Effective anti-scraping requires multiple layers: rate limiting, IP reputation, TLS fingerprinting, behavioral analysis, and crawler identification. No single technique is sufficient because scrapers adapt. The goal is not to block every request — it is to make scraping expensive enough that attackers move to easier targets.

Start at the edge, before the request reaches origin. Match the TLS fingerprint and HTTP/2 SETTINGS frame against a known library signature. Check the user agent for internal consistency. For the long tail, look up the signals against a fingerprint database — Centinel tracks 1,600+ — and decide per-request whether to block, challenge, or monetize.
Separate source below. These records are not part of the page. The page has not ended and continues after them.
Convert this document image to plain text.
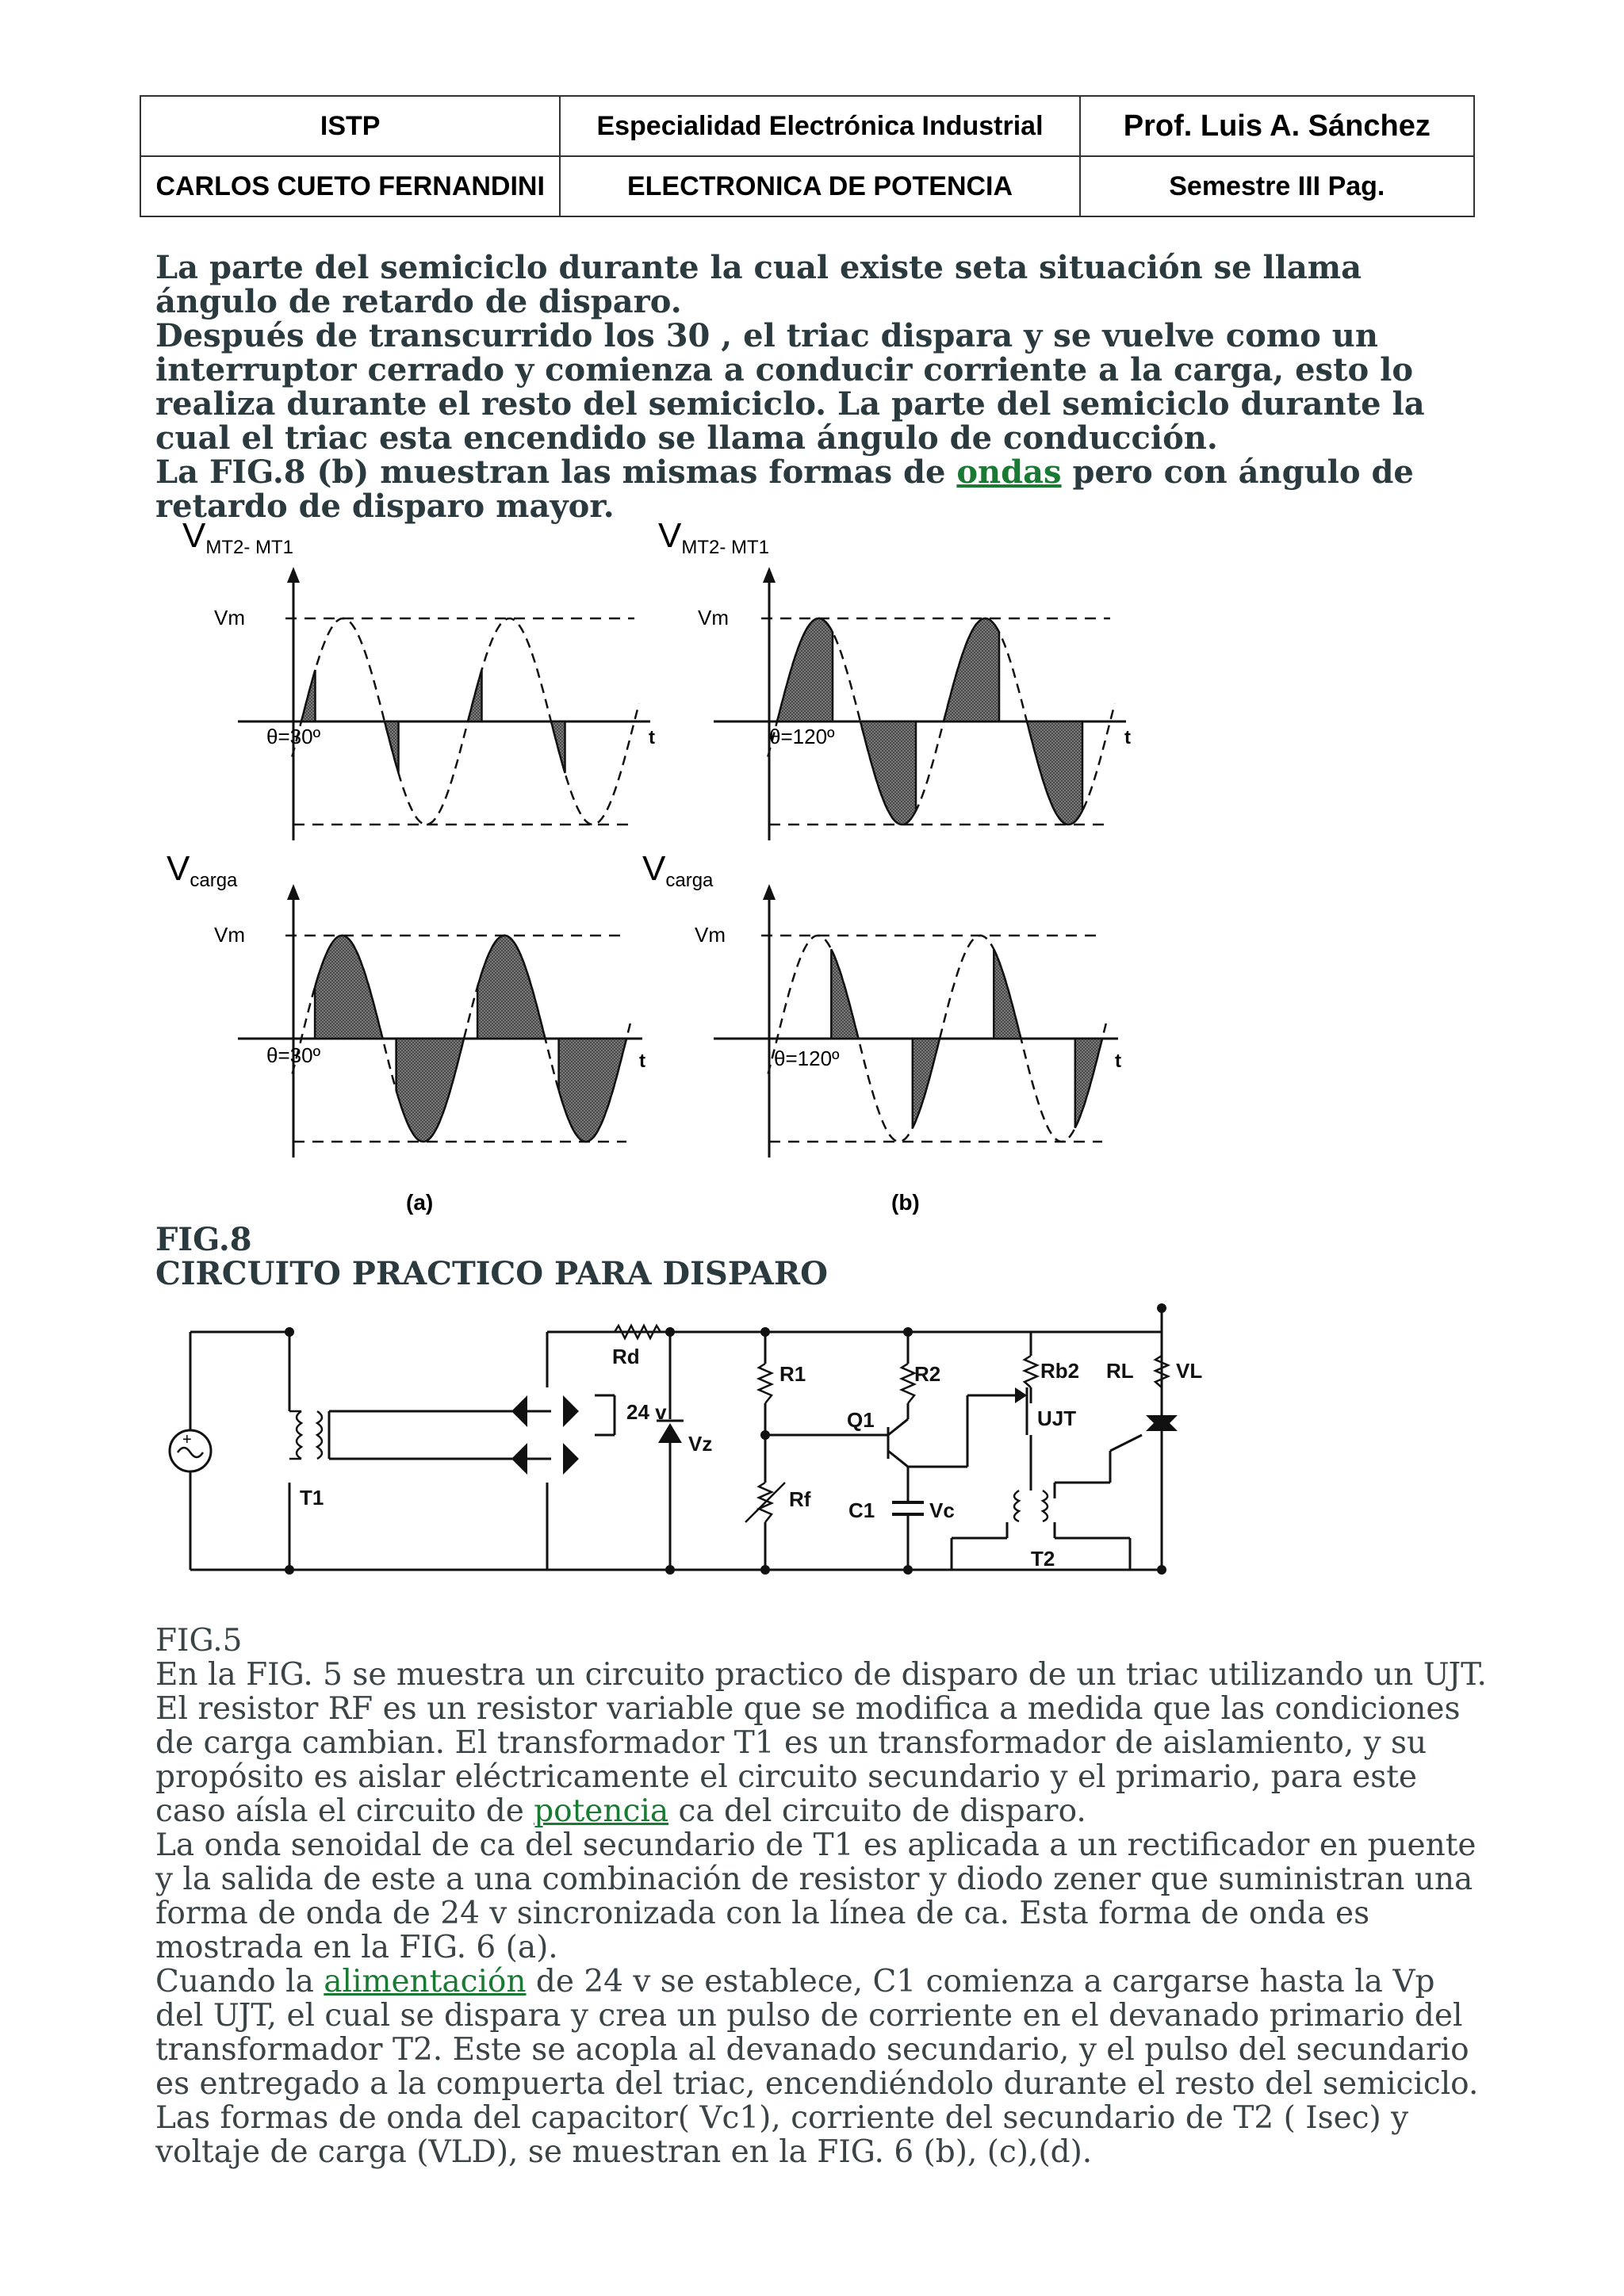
ISTP	Especialidad Electrónica Industrial	Prof. Luis A. Sánchez
CARLOS CUETO FERNANDINI	ELECTRONICA DE POTENCIA	Semestre III Pag.
La parte del semiciclo durante la cual existe seta situación se llama ángulo de retardo de disparo.
Después de transcurrido los 30 , el triac dispara y se vuelve como un interruptor cerrado y comienza a conducir corriente a la carga, esto lo realiza durante el resto del semiciclo. La parte del semiciclo durante la cual el triac esta encendido se llama ángulo de conducción.
La FIG.8 (b) muestran las mismas formas de ondas pero con ángulo de retardo de disparo mayor.
VMT2- MT1	VMT2- MT1
Vcarga	Vcarga
Vm	Vm
Vm	Vm
θ=30º	θ=120º
θ=30º	θ=120º
t	t
t	t
(a)	(b)
FIG.8
CIRCUITO PRACTICO PARA DISPARO
+
Rd
R1	R2	Rb2 RL VL
24 v
Vz
Q1	UJT
Rf C1	Vc
T1
T2
FIG.5
En la FIG. 5 se muestra un circuito practico de disparo de un triac utilizando un UJT. El resistor RF es un resistor variable que se modifica a medida que las condiciones de carga cambian. El transformador T1 es un transformador de aislamiento, y su propósito es aislar eléctricamente el circuito secundario y el primario, para este caso aísla el circuito de potencia ca del circuito de disparo.
La onda senoidal de ca del secundario de T1 es aplicada a un rectificador en puente y la salida de este a una combinación de resistor y diodo zener que suministran una forma de onda de 24 v sincronizada con la línea de ca. Esta forma de onda es mostrada en la FIG. 6 (a).
Cuando la alimentación de 24 v se establece, C1 comienza a cargarse hasta la Vp del UJT, el cual se dispara y crea un pulso de corriente en el devanado primario del transformador T2. Este se acopla al devanado secundario, y el pulso del secundario es entregado a la compuerta del triac, encendiéndolo durante el resto del semiciclo. Las formas de onda del capacitor( Vc1), corriente del secundario de T2 ( Isec) y voltaje de carga (VLD), se muestran en la FIG. 6 (b), (c),(d).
Pair this with legal posture. A public scraping policy, a licensing offer for training crawlers, and a clear terms-of-service clause give the technical layer something to point at when a scraper escalates.

Key takeaways

- Web scraping in 2026 is dominated by AI training and retrieval crawlers, not classic price scrapers: Tollbit measured 9 billion AI bot scrapes across 550 billion visits, with 2.9 billion bypassing robots.txt. - Four classes of scraper each need different handling: personal tools, commercial services, AI training crawlers, and adversarial scrapers. - Detection is a cross-layer problem: user agents, TLS fingerprints, HTTP/2 settings, and behavioral patterns together identify what any single signal misses. - Prevention is economic, not absolute. Make scraping more expensive than the data is worth and attackers move to softer targets.